The ECOWAS Parliament, also known as the Community Parliament, is a forum for dialogue, consultation and consensus for representatives of the people of West Africa, with the aim of promoting integration in the West African sub-region.
As one of the Institutions of the Community, it is presently, a non-legislative Assembly that issues advisory opinion to the Authority of Heads of State and Government and the Council of Ministers.
The Parliament was established under Article 6 and 13 of the ECOWAS Revised Treaty of 1993. The Protocol relating to the Parliament was signed in Abuja on 6 August 1994 and entered into force on 14 March 2002. It provided for the structure, composition, competences and other matters relating to the Parliament.
In December 2016, the Supplementary Act A/SA.1/12/16 relating to the Enhancement of Powers of the ECOWAS Parliament was adopted, providing for the strengthening of the operations of the Parliament, including its objectives and competences. This Act repealed the original Protocol and stands as the addendum to the ECOWAS Treaty, on the Parliament.
The Act empowers the Parliament to carry out the typical mandate of a parliament such as being involved in the adoption of the Community budget, the enactment of all Community Acts relating to ECOWAS Economic and Monetary integration policies or the Treaty and carrying out parliamentary oversight functions over the activities of programme implementing bodies of the Community.
It has also strengthened the institutional role and powers of the Parliament to contribute in areas such as peace, security, good governance, and human rights.
The Parliament is divided into two wings: the political as well as administrative/technical wings. The political wing is composed of Members of Parliament, that occupy one hundred and fifteen (115) seats.
Members of the Parliament are drawn from the National Assemblies of ECOWAS Member States until the establishment of electing Members by direct universal suffrage.
Each of the fifteen (15) Member States has a guaranteed minimum of five (5) seats at ECOWAS Parliament. The remaining seats are shared on the basis of population. Consequently, Nigeria has thirty-five (35) seats, Ghana eight (8) seats, Cote d’Ivoire seven (7) seats, while Burkina Faso, Guinea, Mali, Niger and Senegal have six (6) seats each.

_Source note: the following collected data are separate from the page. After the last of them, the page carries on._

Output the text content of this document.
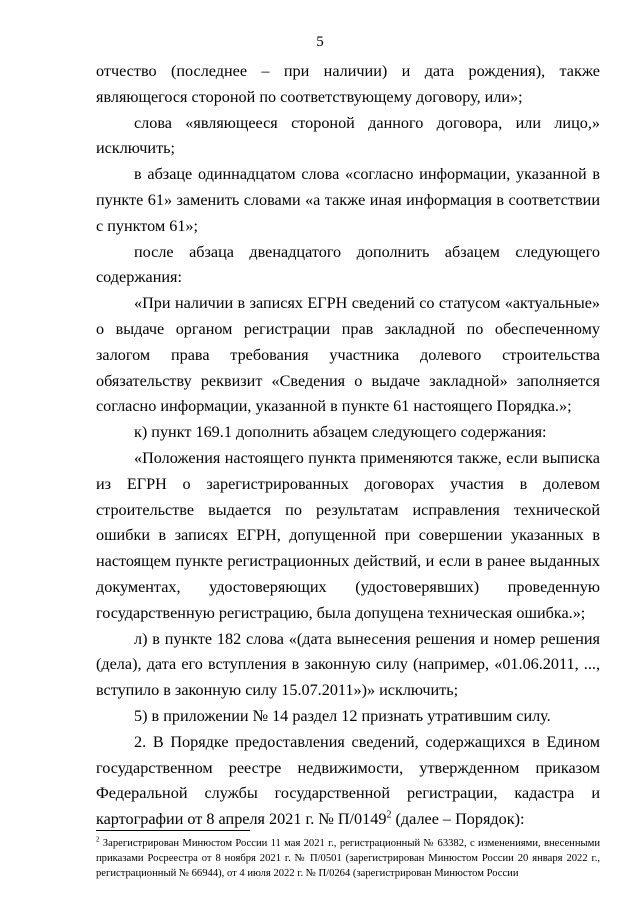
5

отчество (последнее – при наличии) и дата рождения), также являющегося стороной по соответствующему договору, или»;

слова «являющееся стороной данного договора, или лицо,» исключить;

в абзаце одиннадцатом слова «согласно информации, указанной в пункте 61» заменить словами «а также иная информация в соответствии с пунктом 61»;

после абзаца двенадцатого дополнить абзацем следующего содержания:

«При наличии в записях ЕГРН сведений со статусом «актуальные» о выдаче органом регистрации прав закладной по обеспеченному залогом права требования участника долевого строительства обязательству реквизит «Сведения о выдаче закладной» заполняется согласно информации, указанной в пункте 61 настоящего Порядка.»;

к) пункт 169.1 дополнить абзацем следующего содержания:

«Положения настоящего пункта применяются также, если выписка из ЕГРН о зарегистрированных договорах участия в долевом строительстве выдается по результатам исправления технической ошибки в записях ЕГРН, допущенной при совершении указанных в настоящем пункте регистрационных действий, и если в ранее выданных документах, удостоверяющих (удостоверявших) проведенную государственную регистрацию, была допущена техническая ошибка.»;

л) в пункте 182 слова «(дата вынесения решения и номер решения (дела), дата его вступления в законную силу (например, «01.06.2011, ..., вступило в законную силу 15.07.2011»)» исключить;

5) в приложении № 14 раздел 12 признать утратившим силу.

2. В Порядке предоставления сведений, содержащихся в Едином государственном реестре недвижимости, утвержденном приказом Федеральной службы государственной регистрации, кадастра и картографии от 8 апреля 2021 г. № П/0149$^2$ (далее – Порядок):

$^2$ Зарегистрирован Минюстом России 11 мая 2021 г., регистрационный № 63382, с изменениями, внесенными приказами Росреестра от 8 ноября 2021 г. № П/0501 (зарегистрирован Минюстом России 20 января 2022 г., регистрационный № 66944), от 4 июля 2022 г. № П/0264 (зарегистрирован Минюстом России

The remaining States: Benin, Cape Verde, The Gambia, Guinea Bissau, Liberia, Sierra Leone and Togo have five (5) seats each. The Structure of the Political Wing is as follows: The Plenary, Bureau of Parliament, The Conference of Committees’ Bureaux and Standing Committees.
The general objective of the fifth high-level ECOWAS parliamentary seminar 8s to appraise the Electoral systems in Member States in order to identify the challenges and put forward proposals for possible solutions to the various shortcomings observed in the organization of elections.
The specific objectives the seminar are two fold. First is “to identify the deficiencies as well as good practices for conducting elections in Member States within the context of existing legal, institutional and material frameworks”.
The second is “to make recommendations for new frameworks and mechanisms to improve existing legal, institutional and material frameworks for conducting elections in Member States.